Accenture, the worldwide consulting company, announced today it was buying Cloud Sherpas, a firm that specializes in helping companies incorporate cloud services like Salesforce.com, Google and ServiceNow into the enterprise.
Accenture did not disclose the purchase price.
It’s not a coincidence that this announcement came as Dreamforce, the enormous Salesforce.com customer conference, is taking place in San Francisco this week. The acquisition actually has a lot do with Salesforce consulting services.
Accenture already has a team of more than 2700 consultants devoted to helping with Salesforce integration. They will be adding 500 additional Salesforce experts with the Cloud Sherpas deal.
“The context is Accenture has been driving a cloud first agenda in response to clients focusing on the cloud increasingly as a platform to fuel transformation,” Saideep Raj, global managing director at Accenture told TechCrunch. The deal certainly helps expand the Salesforce consulting team, but it’s more than that, Raj said.

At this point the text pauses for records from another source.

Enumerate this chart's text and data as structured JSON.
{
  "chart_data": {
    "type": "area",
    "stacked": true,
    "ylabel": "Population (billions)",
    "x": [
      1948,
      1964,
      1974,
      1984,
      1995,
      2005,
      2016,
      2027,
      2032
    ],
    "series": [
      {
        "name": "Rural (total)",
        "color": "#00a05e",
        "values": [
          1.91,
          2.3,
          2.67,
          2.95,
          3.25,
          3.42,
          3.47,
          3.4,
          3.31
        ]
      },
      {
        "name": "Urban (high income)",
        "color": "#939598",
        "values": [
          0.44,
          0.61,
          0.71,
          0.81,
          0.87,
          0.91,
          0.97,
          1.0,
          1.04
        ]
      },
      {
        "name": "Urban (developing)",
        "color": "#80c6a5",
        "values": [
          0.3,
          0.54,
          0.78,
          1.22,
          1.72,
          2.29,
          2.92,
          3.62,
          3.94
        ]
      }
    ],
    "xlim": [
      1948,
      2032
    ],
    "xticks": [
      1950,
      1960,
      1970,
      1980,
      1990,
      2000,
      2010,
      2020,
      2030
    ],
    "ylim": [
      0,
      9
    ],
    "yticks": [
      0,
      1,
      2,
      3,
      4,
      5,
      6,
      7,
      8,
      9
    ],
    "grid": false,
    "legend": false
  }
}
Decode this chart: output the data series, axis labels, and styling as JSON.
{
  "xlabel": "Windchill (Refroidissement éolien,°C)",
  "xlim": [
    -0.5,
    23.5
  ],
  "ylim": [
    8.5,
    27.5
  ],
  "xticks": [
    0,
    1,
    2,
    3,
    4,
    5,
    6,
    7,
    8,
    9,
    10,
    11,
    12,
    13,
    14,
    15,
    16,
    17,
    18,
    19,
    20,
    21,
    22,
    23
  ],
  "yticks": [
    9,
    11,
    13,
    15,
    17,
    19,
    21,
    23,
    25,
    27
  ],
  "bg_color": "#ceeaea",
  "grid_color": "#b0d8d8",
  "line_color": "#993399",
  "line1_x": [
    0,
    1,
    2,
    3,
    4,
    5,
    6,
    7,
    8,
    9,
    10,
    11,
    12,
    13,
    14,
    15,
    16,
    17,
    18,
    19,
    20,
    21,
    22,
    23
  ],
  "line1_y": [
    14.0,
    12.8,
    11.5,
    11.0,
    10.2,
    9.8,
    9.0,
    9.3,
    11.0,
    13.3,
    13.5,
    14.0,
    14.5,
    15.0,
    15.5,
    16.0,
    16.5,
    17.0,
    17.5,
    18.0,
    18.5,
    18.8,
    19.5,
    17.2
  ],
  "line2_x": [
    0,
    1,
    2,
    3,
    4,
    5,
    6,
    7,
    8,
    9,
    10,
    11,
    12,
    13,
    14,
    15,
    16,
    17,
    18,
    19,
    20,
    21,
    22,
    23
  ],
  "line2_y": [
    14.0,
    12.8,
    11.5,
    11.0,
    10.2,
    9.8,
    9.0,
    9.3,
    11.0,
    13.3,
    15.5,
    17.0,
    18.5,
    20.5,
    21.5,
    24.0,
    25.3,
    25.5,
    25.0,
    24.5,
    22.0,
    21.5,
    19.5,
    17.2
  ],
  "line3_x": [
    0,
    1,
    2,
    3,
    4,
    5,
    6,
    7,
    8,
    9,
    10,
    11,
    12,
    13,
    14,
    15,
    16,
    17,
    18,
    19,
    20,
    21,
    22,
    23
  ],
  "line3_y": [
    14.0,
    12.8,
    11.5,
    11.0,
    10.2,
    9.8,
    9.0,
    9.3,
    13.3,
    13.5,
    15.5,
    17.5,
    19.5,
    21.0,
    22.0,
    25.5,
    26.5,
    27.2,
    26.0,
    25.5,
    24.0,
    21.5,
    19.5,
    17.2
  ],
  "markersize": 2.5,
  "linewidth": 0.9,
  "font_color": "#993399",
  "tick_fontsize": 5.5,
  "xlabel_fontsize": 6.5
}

Cloud Sherpas also brings experience with Google as Google’s largest consulting partner and ServiceNow, a company that Accenture is seeing embedded in an increasing number of enterprise processes where service is a key component.
Cloud Sherpas, has been around since 2007 and has grown into a worldwide consultancy with over 1100 employees, who will now be part of Accenture. As soon as the deal closes. They will join the newly created Accenture Cloud First Applications team.
If cloud computing is supposed to simplify computing, you may wonder why it would require a consulting team to help implement cloud solutions, and that’s a legitimate question. Companies moving to the cloud have lots of issues around digitization and transformation, and working with existing legacy applications alongside cloud applications. There are also issues of more complex custom integrations with a product as sophisticated as Salesforce.
That’s where Cloud Sherpas comes into play. While Accenture has also been helping companies make this move to the cloud, even before the acquisition, this gives them a huge team of experienced consultants to expand that consulting unit with one stroke of a pen on a check.
Cloud Sherpas formed at a time when the idea of Software as a Service in the enterprise was just beginning to develop as a mainstream concept. While Salesforce.com launched in 1999, many of today’s biggest cloud companies weren’t even around at that point. It was a company well ahead of the market need in that regard.
“We saw several things [in 2007] including demand from users of technology, not just as it relates to corporate transactions, but enabling the user experiences around mobile technology. The cloud was uniquely suited to this and we thought it was going to take off and resonate with users,” David Northington, Cloud Sherpas CEO said.
Over the years, the cloud services have gotten better, and the projects have grown increasingly sophisticated. Northington says that as part of Accenture, that should only accelerate.
Today, there is all kinds of complexity in spite of the cloud notion of simplicity. If you’re integrating enterprise cloud service into an existing enterprise stack, it sometimes takes help. For instance, companies working with Salesforce Wave, the company’s analytics platform might need help connecting to the various data sources and create the kinds of custom reports a company might need.
But it’s more than helping implement a single service, it’s about stitching together a range of services from a single vendor like Salesforce or across services, and that’s where this combination could really shine, Raj explained.
Cloud Sherpas has raised over $63 million, according to Crunchbase.